A well-established name on the London underground, Partly Faithful – fronted by the ghoulish Ed Banshee [ex-Screaming Banshee Aircrew] – have released a string of intriguing EPs and earned notoriety for their tense live performances. Recorded at Earth Terminal studios alongside producer Lewis Child, ‘Lazarus Under Glass’ is a highly percussive, surprisingly rewarding long-player with left-field melodic twists: the aural equivalent of J.G. Ballard and Bertolt Brecht’s collected works thrown into a blender. This is the first release to feature new guitarist Anouska Haze, who has given the band focus with her expressive playing.
If it is pure nostalgia you’re expecting, look elsewhere – this is a thoroughly modern sounding record, with one foot dangling precariously over the precipice of leather jackets and eyeliner. This is not simply an exercise in arty post-punk, but rather a meeting place for disparate, choice elements of alternative rock. Swathed in effects and reverbed drums wet enough to drown a pet in, ‘Amen’ is pure theatre: following avant-garde scene-setter ‘Lazarus’, Haze’s merging of slide guitar and feedback lend an unsettling near-psychedelic undercurrent, driven by its fuzzed bass lines and colossal percussive flourishes. It would be foolish to dismiss the Bauhaus influence, but singer Ed Banshee manages to forgo the usual Murphy-esque caterwauling in favour something all-together more tasteful, subtle even. Reined in, he possesses a gritty, seductive croon coupling with unexpected vocal harmonies to create a dynamic counterbalance redolent of My Bloody Valentine, shedding light on grinding passages in single ‘Underset’.

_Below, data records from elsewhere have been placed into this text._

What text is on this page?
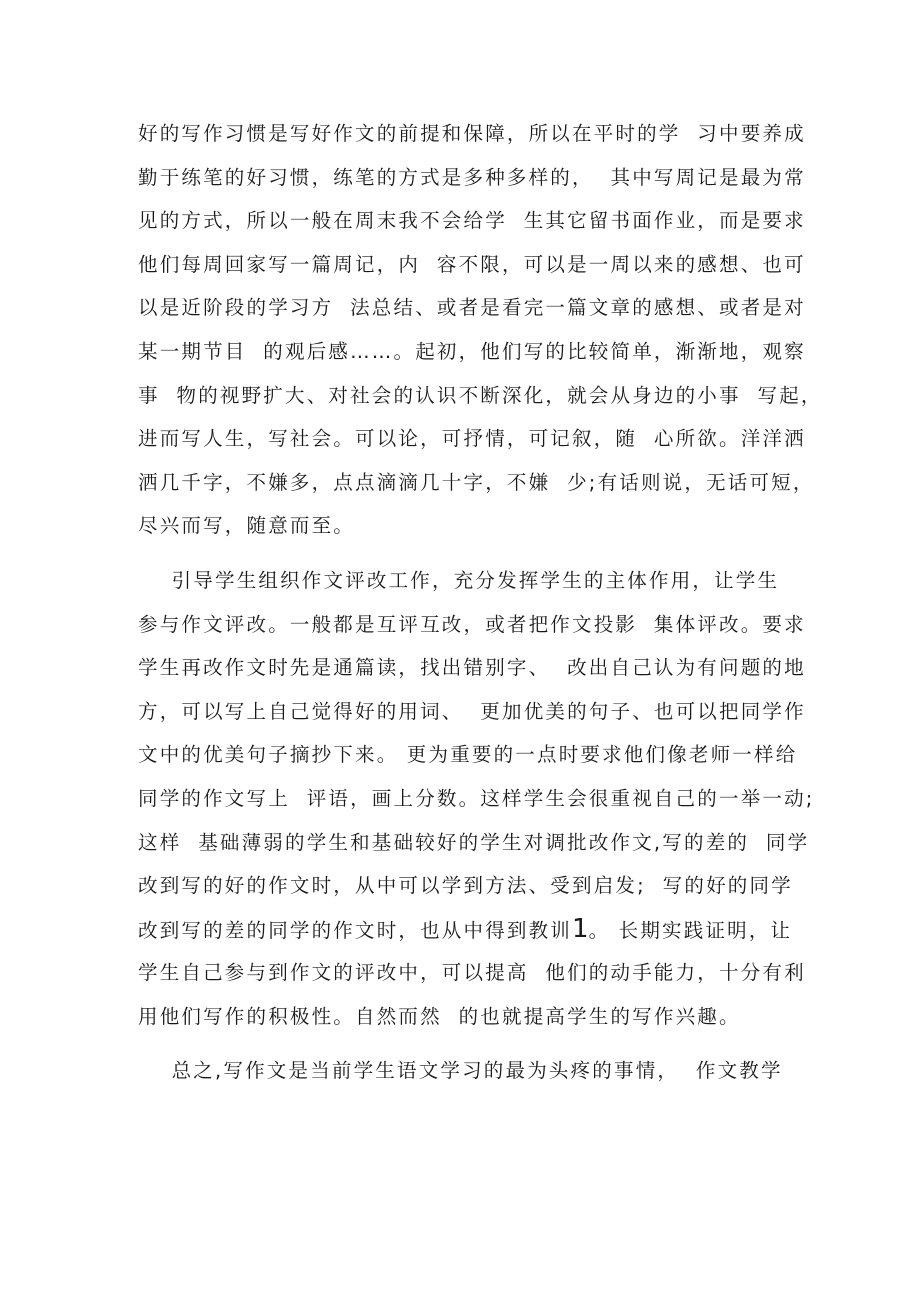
好的写作习惯是写好作文的前提和保障，所以在平时的学  习中要养成
勤于练笔的好习惯，练笔的方式是多种多样的，  其中写周记是最为常
见的方式，所以一般在周末我不会给学  生其它留书面作业，而是要求
他们每周回家写一篇周记，内  容不限，可以是一周以来的感想、也可
以是近阶段的学习方  法总结、或者是看完一篇文章的感想、或者是对
某一期节目  的观后感……。起初，他们写的比较简单，渐渐地，观察
事  物的视野扩大、对社会的认识不断深化，就会从身边的小事  写起，
进而写人生，写社会。可以论，可抒情，可记叙，随  心所欲。洋洋洒
洒几千字，不嫌多，点点滴滴几十字，不嫌  少;有话则说，无话可短，
尽兴而写，随意而至。
引导学生组织作文评改工作，充分发挥学生的主体作用，让学生
参与作文评改。一般都是互评互改，或者把作文投影  集体评改。要求
学生再改作文时先是通篇读，找出错别字、  改出自己认为有问题的地
方，可以写上自己觉得好的用词、  更加优美的句子、也可以把同学作
文中的优美句子摘抄下来。 更为重要的一点时要求他们像老师一样给
同学的作文写上  评语，画上分数。这样学生会很重视自己的一举一动;
这样  基础薄弱的学生和基础较好的学生对调批改作文,写的差的  同学
改到写的好的作文时，从中可以学到方法、受到启发;  写的好的同学
改到写的差的同学的作文时，也从中得到教训1。 长期实践证明，让
学生自己参与到作文的评改中，可以提高  他们的动手能力，十分有利
用他们写作的积极性。自然而然  的也就提高学生的写作兴趣。
总之,写作文是当前学生语文学习的最为头疼的事情，  作文教学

If ‘Lazarus Under Glass’ were to have a primary strength, it is in the suffocating to and fro of the rhythm section. Never has a hackneyed phrase like “dystopian groove” been more appropriate than in reference to Christopher Blake’s angular four-string playing on ‘Big Bang Medicine’ – an uneasy marriage of Bolan glamour and early Sex Gang Children, the relentless coda “take your poison” is catchy and frightening enough to force your hand toward the vile. The songs here are remarkably consistent, flowing seamlessly together without bleeding; even requisite slow numbers ‘Wasting Ground’ and ‘Skin’ manage to escape sounding, well, that requisite. Banshee’s lyrics may be a little terse to the bookish alt rock aficionado, but work wonders in the context of the music, capable of some strong turns-of-phrase – “if the devil’s in the detail, then I’ve felt the grind” [from ‘Underset’]. The namesake closer burns the candle at both ends, the male and female vocals slowly converging as the band races toward its conclusion; it is a beautiful, emotive piece – a deliciously left-field way to end a record. If ‘Lazarus Under Glass’ is the soundtrack to our dystopia, then things are not as ugly as Ballard predicted – between the non-placed shopping malls and underpasses lie snapshots of unexpected beauty and colour.